Como é que o Facebook adivinha no que estou a pensar?

No intervalo de um dos jogos que Portugal não ganhou neste Europeu, uma amiga mencionou casualmente alguém que tinha experimentado botox. A conversa foi breve e inconsequente, mas nessa noite comecei a ver anúncios a botox no feed do Instagram. Não tinha feito pesquisas sobre isso nem estado perto de uma clínica de tratamentos de beleza. A coincidência foi ligeiramente arrepiante, tal como em tantas outras instâncias no passado em que pareceu inegável que alguém estava a ouvir conversas através do meu smartphone.

Como é possível que o Facebook, que detém o Instagram, possa adivinhar temas discutidos à mesa do café ou prever algo em que vamos pensar? Há uma teoria da conspiração segundo a qual Facebook, Google, Amazon e outras gigantes activam secretamente o microfone do smartphone para ouvirem as conversas dos utilizadores e mostrarem anúncios baseados nelas. Dois amigos falam de uma despedida de solteiro e começam a ver anúncios a fatos de cerimónia. Uma família discute opções para um carro novo e começa a ver anúncios a marcas automóveis.

A verdade é que não, o Facebook não regista conversas em áudio para personalizar anúncios. Seria uma tarefa altamente onerosa e impraticável, tendo em conta que a empresa tem uma audiência combinada de mais de 3 mil milhões de utilizadores.

Parece que conseguem adivinhar pensamentos e conversas porque têm algoritmos que são alimentados a toda a hora com dados de utilização e cospem perfis estupidamente precisos. Não só as aplicações detidas pelo Facebook seguem o comportamento dos utilizadores de forma constante como o relacionam com o dos seus amigos. Por exemplo, percebendo que o smartphone da amiga que está na mesa de café pesquisou realmente por botox, embora a pessoa que acabou por ver o anúncio nunca o tenha feito.

É esta monitorização assustadora que a Apple está a tentar limitar com as novas regras do iOS 14, que dificultam muito a capacidade dos programadores de rastrearem o que os utilizadores fazem dentro e fora das suas apps. O Facebook bateu-se de forma azeda contra a mudança, dizendo que ia causar toda a espécie de desgraças, e os resultados mostram alterações significativas.

De acordo com uma análise do Wall Street Journal, a transparência draconiana que a Apple passou a implementar empurrou os anunciantes do iOS para o Android, onde ainda reina um certo faroeste apesar de alguns apertos da Google. O jornal indica que os preços dos anúncios móveis direccionados aos utilizadores iOS caíram e os preços para utilizadores Android subiram.
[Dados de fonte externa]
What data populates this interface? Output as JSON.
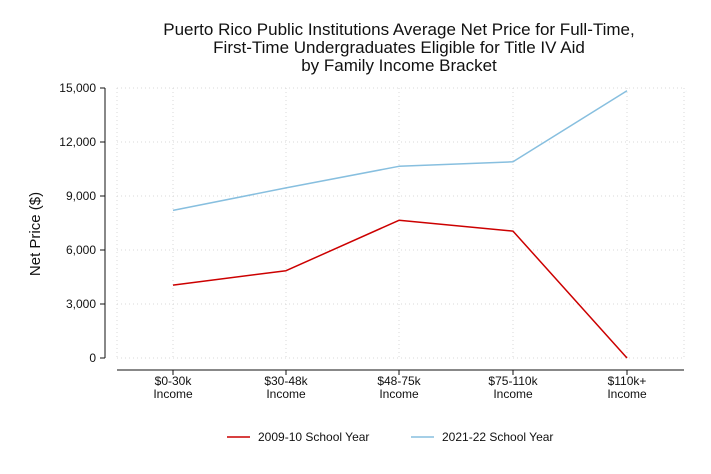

O problema, segundo os anunciantes, é que perderam acesso aos dados granulares que tornavam os anúncios muito eficazes no ecossistema iOS, o que deixou de justificar os preços mais elevados. Os anúncios personalizados para Android estão agora 30% mais caros que para iOS, uma mudança inédita em mais de dez anos dos dois ecossistemas móveis.

As redes detidas pelo Facebook, que tem um domínio fortíssimo na publicidade digital, começaram a fazer alterações na forma como personalizam os anúncios, dando menos peso ao tipo de dispositivo e mais a dados contextuais, como hora do dia e conteúdo das aplicações. Não é difícil antever que, com alguma habilidade, será possível afinar os algoritmos para continuarem a acertar nas coisas em que as pessoas estão interessadas e nas tendências das suas conversas.
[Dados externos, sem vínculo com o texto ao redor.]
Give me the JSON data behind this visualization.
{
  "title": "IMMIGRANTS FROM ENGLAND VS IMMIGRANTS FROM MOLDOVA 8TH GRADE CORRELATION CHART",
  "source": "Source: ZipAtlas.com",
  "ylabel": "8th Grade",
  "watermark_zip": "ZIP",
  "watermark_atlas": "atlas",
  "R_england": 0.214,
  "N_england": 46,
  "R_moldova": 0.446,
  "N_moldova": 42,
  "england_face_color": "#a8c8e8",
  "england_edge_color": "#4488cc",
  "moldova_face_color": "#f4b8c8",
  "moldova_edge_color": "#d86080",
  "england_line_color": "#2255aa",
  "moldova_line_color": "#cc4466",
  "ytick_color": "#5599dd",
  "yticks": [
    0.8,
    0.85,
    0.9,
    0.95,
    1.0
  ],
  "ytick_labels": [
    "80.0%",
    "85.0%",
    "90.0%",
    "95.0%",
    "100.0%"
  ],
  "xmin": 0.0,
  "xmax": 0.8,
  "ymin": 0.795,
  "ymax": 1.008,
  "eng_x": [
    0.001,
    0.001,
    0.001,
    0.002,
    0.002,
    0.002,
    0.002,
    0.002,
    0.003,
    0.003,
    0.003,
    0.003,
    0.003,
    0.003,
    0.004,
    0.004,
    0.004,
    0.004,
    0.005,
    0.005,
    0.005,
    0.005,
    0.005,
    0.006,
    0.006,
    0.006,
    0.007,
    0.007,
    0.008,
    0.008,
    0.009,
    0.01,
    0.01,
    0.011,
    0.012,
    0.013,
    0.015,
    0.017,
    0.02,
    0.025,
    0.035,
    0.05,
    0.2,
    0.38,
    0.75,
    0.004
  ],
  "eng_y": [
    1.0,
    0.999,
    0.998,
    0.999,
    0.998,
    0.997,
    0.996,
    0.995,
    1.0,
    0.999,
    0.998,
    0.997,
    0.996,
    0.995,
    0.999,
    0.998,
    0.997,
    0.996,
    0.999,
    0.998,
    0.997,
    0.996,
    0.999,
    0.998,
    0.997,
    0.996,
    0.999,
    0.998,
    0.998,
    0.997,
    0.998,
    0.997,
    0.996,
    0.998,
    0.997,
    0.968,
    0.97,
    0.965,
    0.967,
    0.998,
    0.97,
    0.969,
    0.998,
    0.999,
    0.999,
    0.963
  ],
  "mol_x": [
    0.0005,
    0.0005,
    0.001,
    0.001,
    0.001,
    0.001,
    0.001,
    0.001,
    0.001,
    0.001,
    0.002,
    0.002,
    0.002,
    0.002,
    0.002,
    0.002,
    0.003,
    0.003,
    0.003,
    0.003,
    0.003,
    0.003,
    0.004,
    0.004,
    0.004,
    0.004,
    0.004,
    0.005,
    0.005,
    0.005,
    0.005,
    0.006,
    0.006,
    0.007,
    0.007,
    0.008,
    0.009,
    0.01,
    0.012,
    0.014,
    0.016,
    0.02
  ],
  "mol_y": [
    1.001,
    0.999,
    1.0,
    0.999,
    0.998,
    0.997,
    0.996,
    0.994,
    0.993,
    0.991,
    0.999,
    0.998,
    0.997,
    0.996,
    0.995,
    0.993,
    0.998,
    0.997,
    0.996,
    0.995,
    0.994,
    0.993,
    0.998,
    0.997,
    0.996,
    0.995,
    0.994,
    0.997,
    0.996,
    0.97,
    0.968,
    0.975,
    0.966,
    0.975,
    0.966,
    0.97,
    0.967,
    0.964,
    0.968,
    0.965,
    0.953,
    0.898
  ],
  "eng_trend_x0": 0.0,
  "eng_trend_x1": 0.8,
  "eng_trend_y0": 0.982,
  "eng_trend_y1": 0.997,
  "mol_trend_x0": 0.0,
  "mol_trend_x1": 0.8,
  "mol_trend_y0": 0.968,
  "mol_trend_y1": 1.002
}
Os passos tomados pela Apple foram importantes - pelo menos agora os utilizadores podem decidir se querem ou não ser monitorizados - mas não basta uma empresa para mudar o estado de coisas. Sobretudo porque há muito se esbateram as linhas entre mostrar aos utilizadores aquilo em que estão interessados e influenciá-los activamente para uma série de comportamentos. A responsabilidade é enorme, e até aqui a maior parte dos líderes não mostraram estar à altura dela.